Forbearance criteria under the CARES Act include:

  • Borrower Eligibility
    • Any borrower experiencing financial hardship due, directly or indirectly, to COVID-19
  • Terms
    • The borrower has the right to request an initial forbearance for up to 180 days
    • The borrower has the right to be reviewed for an extension for up to an additional 180 days
    • The borrower can end forbearance at any time
    • No penalties, fees or interest (beyond the already scheduled amounts) can be charged to the borrower during the forbearance period
  • Request process
    • The borrower must contact their servicer to request forbearance
    • Servicers are not permitted to require any documentation other than the borrower’s attestation of financial hardship due to COVID-19

Loan Modifications Overview

A loan modification is a permanent restructuring of the loan where one or more of the terms are changed to provide a more affordable payment. If the borrower can’t afford their mortgage payment due to a change in circumstances but could make a modified payment going forward, this option might help them avoid foreclosure.

With a loan modification, the investor might use one or a combination of these options to make the borrower’s payment affordable:

  • Reduce the interest rate
  • Extend the term of the loan
  • Forbear some of the principal balance.
    • Deferring a portion of the unpaid principal balance into a non-interest-bearing deferral. This deferral is payable upon the payoff of the loan, refinance or sale of the property.

How Do Loan Modifications Work?

Generally, to get a loan modification, borrowers must:

  • Provide investor-specific documentation to the servicer for evaluation.

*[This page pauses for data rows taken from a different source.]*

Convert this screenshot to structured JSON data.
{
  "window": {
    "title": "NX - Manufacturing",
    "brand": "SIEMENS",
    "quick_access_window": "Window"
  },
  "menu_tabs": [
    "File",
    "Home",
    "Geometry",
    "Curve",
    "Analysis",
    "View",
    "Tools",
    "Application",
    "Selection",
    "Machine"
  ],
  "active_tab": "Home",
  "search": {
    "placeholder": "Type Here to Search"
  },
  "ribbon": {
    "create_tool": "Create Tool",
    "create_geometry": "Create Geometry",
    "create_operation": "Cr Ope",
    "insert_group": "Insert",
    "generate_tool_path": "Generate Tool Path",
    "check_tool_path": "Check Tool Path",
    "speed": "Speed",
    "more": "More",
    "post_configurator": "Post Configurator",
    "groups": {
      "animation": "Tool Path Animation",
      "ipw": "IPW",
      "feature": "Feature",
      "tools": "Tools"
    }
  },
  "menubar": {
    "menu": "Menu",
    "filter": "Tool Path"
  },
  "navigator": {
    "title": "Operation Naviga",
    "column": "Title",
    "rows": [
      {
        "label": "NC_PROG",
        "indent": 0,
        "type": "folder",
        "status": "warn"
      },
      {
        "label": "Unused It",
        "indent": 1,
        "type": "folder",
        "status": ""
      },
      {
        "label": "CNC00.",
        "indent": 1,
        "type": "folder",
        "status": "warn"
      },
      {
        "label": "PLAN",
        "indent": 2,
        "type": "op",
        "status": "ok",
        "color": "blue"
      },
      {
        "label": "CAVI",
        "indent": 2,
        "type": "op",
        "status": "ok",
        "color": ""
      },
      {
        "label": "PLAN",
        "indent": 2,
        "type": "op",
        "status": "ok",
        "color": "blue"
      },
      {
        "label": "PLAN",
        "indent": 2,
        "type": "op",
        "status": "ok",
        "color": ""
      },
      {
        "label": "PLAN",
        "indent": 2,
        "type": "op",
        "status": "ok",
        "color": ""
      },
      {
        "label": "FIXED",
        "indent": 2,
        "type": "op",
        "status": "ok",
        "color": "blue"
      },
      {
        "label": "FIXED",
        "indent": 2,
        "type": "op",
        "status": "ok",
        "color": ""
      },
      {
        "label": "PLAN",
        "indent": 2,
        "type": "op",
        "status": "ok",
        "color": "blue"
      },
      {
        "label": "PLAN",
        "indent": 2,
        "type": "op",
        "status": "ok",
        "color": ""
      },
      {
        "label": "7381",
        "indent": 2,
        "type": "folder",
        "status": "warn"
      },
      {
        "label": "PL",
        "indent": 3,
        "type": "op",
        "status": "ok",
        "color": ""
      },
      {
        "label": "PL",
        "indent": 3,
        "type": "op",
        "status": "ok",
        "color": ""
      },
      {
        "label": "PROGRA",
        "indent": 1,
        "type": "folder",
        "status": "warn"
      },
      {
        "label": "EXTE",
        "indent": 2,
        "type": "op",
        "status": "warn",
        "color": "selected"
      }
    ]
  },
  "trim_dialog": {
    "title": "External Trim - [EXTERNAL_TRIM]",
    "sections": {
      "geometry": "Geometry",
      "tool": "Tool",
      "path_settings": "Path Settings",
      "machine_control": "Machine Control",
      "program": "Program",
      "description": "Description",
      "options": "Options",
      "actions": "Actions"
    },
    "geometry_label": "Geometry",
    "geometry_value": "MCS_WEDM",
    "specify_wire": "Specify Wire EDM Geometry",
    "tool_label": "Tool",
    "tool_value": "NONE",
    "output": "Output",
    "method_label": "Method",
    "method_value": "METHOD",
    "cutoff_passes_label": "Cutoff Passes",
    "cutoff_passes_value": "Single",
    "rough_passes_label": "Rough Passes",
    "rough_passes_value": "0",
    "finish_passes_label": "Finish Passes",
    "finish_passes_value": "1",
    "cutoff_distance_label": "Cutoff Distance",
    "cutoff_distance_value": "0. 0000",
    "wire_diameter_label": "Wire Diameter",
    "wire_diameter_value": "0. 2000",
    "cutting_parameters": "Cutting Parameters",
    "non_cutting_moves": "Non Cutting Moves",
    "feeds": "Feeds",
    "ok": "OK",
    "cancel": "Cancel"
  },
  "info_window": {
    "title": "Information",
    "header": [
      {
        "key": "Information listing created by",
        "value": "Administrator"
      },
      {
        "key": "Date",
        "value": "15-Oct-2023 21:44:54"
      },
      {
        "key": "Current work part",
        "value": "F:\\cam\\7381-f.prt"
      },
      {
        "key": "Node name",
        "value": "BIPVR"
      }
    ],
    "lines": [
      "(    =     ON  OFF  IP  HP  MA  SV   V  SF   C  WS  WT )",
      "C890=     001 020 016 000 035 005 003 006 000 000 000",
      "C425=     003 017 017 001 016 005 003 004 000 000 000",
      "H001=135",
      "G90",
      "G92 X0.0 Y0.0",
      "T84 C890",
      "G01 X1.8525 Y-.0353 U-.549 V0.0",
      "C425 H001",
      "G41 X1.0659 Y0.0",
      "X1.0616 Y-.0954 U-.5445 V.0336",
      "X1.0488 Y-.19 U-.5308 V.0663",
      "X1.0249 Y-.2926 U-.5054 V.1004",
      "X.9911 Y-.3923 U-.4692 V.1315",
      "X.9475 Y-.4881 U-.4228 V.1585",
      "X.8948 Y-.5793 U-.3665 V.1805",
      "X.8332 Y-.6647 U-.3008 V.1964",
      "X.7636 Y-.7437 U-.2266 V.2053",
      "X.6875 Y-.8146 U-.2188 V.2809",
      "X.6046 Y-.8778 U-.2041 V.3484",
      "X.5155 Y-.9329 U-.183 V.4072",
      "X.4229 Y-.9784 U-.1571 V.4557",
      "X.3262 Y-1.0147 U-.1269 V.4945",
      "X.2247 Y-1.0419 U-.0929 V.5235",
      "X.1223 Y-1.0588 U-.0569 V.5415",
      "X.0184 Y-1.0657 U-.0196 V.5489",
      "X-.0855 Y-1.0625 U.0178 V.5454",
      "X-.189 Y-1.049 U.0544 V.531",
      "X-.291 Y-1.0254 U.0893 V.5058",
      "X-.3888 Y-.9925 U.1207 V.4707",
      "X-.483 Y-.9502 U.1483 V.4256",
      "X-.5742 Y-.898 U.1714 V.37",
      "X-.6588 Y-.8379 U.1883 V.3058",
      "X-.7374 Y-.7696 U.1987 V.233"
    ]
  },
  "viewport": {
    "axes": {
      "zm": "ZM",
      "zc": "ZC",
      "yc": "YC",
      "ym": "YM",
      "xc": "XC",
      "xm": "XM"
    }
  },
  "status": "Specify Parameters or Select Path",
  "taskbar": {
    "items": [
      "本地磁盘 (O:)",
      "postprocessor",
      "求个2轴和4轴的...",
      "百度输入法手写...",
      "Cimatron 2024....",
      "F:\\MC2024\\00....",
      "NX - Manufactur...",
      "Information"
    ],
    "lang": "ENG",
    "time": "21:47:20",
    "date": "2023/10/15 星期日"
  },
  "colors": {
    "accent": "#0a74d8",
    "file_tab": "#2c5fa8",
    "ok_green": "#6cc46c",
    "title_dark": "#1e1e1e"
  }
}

Required paperwork will likely include income documentation, bank statements, expenses and proof of hardship.
  • Demonstrate that they are unable to make their current mortgage payment through documentation.
  • Meet investor-specific guidelines and eligibility requirements.
  • Complete a trial period of 3-4 months to demonstrate that they can afford the new monthly amount.

After eligibility requirements are met, the borrower is offered a waterfall of loss mitigation programs. The term ‘waterfall’ means that the servicer navigates through the investor’s hierarchy of loss mitigation programs to determine the option that will work for the borrower.